Stage 2 – Questioning your entire relationship.
How could she un-friend you? Melanie sent you that friend request first. Sure, you never talked to each other after sophomore year of high school, but through mobile uploads, you’ve been with her cat from the day he came home from the humane society. You even showed your hallmates the post-surgery photo of her cat wearing a blue cast. You at least deserved a goodbye. You don’t post much on Facebook, so if anyone were to do the un-friending, it should’ve been you.
Stage 3 – Questioning your life.
This is your fault. You shouldn’t have posted that album of study abroad photos. Or maybe you shouldn’t have let your roommate tag you in that not-so-politically-correct status, because certainly that’s what pushed things toward un-friending. Why don’t you review tags before accepting them? You should just delete your Facebook; you don’t even deserve to be part of your college class’ Facebook group.
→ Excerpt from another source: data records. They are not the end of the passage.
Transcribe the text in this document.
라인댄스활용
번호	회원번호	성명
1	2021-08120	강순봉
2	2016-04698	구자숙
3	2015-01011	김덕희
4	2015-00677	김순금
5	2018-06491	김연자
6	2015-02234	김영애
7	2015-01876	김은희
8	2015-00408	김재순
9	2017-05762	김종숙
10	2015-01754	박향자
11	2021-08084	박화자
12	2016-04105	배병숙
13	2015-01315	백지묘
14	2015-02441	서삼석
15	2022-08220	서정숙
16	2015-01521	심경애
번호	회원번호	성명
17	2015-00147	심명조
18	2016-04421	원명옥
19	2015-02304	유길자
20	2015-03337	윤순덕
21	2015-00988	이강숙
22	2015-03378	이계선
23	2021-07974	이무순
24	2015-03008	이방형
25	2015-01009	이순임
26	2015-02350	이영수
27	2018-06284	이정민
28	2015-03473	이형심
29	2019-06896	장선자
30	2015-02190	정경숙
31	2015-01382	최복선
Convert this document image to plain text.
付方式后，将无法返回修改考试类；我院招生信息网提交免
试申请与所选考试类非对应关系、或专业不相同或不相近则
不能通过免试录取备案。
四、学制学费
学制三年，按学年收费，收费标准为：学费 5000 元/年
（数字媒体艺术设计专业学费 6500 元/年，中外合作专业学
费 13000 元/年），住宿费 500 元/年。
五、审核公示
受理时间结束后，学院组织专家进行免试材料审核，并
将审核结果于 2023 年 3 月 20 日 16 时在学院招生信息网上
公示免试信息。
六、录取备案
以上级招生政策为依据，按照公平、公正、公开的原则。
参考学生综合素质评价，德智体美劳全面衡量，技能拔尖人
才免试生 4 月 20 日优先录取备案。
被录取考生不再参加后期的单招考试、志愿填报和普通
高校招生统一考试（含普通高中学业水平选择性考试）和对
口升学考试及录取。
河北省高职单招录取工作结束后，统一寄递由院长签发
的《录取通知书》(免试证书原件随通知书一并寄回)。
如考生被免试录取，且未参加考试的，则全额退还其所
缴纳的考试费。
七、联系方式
Stage 4 – Questioning Facebook.
Why are you basing your life worth on friend requests? Why do you care about some person you no longer talk to? Why did your hallmates like that cat photo so much, anyways?
Stage 5 – Questioning your priorities.
People are nicer on Tumblr. Why aren’t you on Tumblr right now? Scratch that…why aren’t you studying right now?
Stage 6 – Checking notifications.
Event invitation – “Free Yogurt on Campus!” Good thing you’ve got your priorities straight: Who cares about friends when you can have free yogurt?
Stage 7 – Forgetting.
An old friend asks you what happened to that girl, you honestly can’t even remember where she goes to college. But you’ll never forget her cat.